The report was drawn up by a group of 60 scientists, known as the Global Design Effort (GDE), under the leadership of Barry Barish, a physicist at the California Institute of Technology. The group was formed after a previous panel chaired by Barish decided that the collider's accelerating cavities should be built using superconducting technology pioneered at the DESY laboratory in Germany rather than a rival copper technology developed by other scientists in the US and Japan. The GDE drew up a "baseline" design for the ILC in late 2005 and has now refined this to in order to reach the desired energies and luminosities in the most efficient way.

The GDE estimates that the collider itself will cost $4.9bn in today's prices, and that the costs associated with the site, such as digging the tunnels to house the machine (some sections of which will be several hundred metres underground) will add another $1.8bn. Then there is the money needed to pay for the labour - an estimated 22m man hours - as well as the cost of the detectors. According to the International Committee for Future Accelerators, which oversees the global collaborations needed to build high-energy colliders, these costs are comparable to those of the Large Hadron Collider.

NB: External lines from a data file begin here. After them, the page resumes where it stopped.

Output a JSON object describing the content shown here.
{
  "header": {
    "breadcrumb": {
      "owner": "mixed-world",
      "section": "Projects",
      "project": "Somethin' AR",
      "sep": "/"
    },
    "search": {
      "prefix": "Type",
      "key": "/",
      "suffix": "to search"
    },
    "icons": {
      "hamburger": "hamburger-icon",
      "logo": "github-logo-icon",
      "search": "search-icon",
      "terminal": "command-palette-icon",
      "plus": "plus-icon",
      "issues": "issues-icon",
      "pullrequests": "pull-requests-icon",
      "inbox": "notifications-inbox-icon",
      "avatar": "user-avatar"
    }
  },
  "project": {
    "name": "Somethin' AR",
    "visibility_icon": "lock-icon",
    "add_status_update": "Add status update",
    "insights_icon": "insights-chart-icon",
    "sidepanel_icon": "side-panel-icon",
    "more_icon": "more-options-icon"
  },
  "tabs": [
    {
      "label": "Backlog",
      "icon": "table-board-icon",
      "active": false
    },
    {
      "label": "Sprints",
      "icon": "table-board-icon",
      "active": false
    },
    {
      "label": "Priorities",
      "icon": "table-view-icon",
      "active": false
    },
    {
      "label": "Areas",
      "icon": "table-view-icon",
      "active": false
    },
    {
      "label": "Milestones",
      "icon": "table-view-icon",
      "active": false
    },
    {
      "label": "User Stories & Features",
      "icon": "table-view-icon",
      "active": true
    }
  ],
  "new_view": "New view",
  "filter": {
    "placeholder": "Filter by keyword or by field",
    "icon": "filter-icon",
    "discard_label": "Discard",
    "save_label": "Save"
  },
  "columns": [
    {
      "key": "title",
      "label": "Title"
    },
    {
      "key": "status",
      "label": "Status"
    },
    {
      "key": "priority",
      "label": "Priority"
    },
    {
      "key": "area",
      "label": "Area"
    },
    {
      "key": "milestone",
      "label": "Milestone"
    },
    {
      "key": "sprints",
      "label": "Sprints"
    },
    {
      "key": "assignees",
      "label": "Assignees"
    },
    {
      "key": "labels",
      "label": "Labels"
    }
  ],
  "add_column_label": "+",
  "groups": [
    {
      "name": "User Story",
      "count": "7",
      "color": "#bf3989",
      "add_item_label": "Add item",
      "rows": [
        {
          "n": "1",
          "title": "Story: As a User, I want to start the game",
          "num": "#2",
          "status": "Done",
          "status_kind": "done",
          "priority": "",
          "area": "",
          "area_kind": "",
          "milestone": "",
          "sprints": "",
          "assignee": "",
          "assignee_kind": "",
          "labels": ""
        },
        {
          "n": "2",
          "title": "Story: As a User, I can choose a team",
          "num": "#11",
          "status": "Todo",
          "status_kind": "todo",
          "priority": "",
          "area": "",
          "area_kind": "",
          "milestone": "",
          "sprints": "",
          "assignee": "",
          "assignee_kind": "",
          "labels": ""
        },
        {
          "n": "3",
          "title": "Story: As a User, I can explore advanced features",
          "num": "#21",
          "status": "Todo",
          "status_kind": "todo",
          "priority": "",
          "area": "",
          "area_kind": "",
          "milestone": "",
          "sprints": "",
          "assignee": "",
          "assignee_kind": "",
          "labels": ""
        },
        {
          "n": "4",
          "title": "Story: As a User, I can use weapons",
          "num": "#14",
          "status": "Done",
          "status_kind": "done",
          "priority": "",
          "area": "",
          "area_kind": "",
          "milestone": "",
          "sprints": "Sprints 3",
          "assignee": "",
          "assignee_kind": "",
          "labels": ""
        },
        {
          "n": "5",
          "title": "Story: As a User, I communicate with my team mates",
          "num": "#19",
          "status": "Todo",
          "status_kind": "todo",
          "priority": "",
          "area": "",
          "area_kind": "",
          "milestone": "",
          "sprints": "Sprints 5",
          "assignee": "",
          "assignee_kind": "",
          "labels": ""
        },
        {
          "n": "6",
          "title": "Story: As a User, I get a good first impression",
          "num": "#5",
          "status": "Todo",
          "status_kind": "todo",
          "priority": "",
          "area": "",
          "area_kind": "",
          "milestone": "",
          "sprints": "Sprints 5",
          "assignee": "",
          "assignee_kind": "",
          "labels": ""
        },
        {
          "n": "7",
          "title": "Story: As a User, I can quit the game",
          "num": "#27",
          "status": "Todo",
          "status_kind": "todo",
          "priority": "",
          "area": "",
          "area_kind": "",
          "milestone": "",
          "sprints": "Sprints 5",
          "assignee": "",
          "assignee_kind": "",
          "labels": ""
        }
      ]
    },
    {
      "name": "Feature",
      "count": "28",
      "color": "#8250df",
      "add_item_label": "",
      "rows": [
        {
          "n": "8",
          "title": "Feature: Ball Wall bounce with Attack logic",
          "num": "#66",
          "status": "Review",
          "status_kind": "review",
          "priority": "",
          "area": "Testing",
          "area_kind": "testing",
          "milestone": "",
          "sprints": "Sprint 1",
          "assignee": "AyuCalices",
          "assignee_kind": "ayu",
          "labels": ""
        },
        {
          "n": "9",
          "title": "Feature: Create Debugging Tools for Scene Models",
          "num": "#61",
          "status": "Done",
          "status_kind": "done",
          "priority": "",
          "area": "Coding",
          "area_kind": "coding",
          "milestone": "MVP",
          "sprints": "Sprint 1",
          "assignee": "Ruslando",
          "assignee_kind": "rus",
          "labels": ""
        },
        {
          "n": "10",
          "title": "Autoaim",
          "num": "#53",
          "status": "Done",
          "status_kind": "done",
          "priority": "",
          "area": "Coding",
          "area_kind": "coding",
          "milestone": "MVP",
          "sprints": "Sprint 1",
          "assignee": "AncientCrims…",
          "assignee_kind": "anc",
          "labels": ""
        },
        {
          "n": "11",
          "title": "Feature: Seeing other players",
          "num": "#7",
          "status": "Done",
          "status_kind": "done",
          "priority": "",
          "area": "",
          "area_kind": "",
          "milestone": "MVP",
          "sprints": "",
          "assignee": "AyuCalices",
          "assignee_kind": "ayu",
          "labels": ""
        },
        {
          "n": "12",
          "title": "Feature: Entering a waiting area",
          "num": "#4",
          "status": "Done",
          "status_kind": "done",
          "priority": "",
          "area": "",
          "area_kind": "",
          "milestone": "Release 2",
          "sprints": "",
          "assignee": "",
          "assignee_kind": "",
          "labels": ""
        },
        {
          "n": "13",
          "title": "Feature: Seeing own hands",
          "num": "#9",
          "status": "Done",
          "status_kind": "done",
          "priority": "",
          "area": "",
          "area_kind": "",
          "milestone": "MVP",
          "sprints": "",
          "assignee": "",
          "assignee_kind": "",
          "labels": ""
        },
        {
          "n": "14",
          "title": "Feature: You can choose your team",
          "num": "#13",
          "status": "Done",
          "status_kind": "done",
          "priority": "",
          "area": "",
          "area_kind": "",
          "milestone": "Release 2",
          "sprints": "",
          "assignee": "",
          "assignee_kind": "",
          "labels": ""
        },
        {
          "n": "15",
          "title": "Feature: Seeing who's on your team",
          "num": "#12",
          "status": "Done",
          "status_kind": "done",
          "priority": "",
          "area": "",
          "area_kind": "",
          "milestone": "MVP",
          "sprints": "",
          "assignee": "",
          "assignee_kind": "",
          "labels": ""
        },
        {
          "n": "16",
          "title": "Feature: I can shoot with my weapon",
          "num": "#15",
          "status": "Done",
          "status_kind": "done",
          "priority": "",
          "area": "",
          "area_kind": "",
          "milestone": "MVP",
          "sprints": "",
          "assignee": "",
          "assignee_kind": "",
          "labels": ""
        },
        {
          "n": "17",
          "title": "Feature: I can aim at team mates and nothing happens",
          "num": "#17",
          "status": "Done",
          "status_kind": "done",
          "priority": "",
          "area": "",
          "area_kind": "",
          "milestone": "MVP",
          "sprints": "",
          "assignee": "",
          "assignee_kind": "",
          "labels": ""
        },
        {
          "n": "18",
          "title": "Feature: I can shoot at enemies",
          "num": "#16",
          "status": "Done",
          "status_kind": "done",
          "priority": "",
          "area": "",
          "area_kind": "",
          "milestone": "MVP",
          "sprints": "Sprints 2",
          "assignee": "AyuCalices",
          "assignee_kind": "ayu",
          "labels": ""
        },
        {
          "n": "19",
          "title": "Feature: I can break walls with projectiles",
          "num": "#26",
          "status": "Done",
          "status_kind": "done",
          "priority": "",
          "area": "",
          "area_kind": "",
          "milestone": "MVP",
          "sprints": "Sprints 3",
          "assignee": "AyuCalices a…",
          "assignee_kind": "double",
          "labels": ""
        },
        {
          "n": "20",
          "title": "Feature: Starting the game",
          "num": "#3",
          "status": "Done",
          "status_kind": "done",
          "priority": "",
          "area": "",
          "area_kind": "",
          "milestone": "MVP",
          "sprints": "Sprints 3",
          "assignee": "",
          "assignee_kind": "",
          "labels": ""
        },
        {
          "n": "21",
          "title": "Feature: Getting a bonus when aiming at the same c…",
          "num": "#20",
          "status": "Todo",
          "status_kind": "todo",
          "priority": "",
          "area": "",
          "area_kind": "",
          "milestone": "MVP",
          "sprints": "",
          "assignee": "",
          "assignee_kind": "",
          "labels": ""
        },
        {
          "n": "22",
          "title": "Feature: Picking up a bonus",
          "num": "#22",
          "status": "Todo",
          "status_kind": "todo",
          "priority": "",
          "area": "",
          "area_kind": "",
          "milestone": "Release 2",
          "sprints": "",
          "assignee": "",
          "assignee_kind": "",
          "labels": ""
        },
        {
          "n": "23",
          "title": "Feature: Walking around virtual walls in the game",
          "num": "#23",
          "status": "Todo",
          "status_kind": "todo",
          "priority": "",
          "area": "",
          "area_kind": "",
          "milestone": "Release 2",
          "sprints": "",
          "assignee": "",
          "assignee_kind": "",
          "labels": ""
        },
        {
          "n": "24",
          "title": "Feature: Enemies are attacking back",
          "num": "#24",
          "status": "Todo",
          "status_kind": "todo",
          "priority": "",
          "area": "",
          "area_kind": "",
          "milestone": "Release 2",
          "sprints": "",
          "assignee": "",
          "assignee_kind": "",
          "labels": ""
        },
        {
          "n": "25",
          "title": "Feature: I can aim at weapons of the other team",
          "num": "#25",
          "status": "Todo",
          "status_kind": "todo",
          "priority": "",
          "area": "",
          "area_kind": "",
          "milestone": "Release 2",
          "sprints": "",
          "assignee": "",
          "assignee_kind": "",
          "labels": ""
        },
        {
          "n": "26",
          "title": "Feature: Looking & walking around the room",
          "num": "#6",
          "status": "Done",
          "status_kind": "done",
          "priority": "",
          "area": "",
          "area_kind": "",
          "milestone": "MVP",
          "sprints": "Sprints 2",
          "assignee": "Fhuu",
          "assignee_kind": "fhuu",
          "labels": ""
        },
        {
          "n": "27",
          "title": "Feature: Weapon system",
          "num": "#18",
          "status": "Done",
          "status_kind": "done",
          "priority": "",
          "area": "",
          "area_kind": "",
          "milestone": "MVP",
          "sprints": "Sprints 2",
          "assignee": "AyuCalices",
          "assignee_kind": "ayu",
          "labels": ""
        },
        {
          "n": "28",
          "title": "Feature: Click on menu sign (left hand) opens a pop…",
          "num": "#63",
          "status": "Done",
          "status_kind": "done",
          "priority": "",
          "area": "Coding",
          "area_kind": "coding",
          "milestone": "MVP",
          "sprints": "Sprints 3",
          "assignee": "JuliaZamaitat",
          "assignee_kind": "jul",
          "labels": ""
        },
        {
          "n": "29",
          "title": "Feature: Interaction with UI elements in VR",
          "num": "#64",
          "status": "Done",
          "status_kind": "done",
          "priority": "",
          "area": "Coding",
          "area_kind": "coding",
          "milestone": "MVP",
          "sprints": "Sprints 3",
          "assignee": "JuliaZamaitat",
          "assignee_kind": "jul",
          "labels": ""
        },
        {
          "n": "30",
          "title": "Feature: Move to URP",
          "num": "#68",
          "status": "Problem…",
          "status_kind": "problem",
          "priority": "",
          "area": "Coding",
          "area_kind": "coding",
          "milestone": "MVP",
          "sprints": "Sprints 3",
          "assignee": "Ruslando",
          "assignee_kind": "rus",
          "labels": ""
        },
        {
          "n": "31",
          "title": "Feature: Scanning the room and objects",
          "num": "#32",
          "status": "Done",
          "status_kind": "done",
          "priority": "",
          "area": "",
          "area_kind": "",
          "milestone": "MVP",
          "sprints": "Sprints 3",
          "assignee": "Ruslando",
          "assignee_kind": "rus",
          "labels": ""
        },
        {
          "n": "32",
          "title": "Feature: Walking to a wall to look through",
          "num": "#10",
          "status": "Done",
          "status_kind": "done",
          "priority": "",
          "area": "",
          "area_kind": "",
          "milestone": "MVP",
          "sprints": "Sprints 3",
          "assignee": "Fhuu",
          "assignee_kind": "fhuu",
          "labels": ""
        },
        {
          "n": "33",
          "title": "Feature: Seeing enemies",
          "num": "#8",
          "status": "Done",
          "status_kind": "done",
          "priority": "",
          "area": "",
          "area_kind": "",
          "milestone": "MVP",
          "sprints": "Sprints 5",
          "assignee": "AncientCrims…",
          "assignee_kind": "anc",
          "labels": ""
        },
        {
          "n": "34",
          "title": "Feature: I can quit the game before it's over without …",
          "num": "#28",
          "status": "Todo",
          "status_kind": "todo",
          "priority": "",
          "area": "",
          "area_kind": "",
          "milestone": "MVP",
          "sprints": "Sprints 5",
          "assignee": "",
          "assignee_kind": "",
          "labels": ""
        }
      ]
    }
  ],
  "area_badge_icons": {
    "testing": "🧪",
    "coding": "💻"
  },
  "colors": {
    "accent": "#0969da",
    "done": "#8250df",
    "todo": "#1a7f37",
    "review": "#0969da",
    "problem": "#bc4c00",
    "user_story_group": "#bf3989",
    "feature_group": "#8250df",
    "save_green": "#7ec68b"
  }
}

Now that the ILC's reference design has been completed, work will begin shortly on a more detailed "engineering design", which should be finished by some point in 2009. At the same time negotiations will take place on the thorny issue of where to build the ILC. Assuming that a site can be chosen, construction could begin by around 2010. The machine's length could subsequently be increased to 50km, resulting in collision energies as high as 1000 gigaelectronvolts.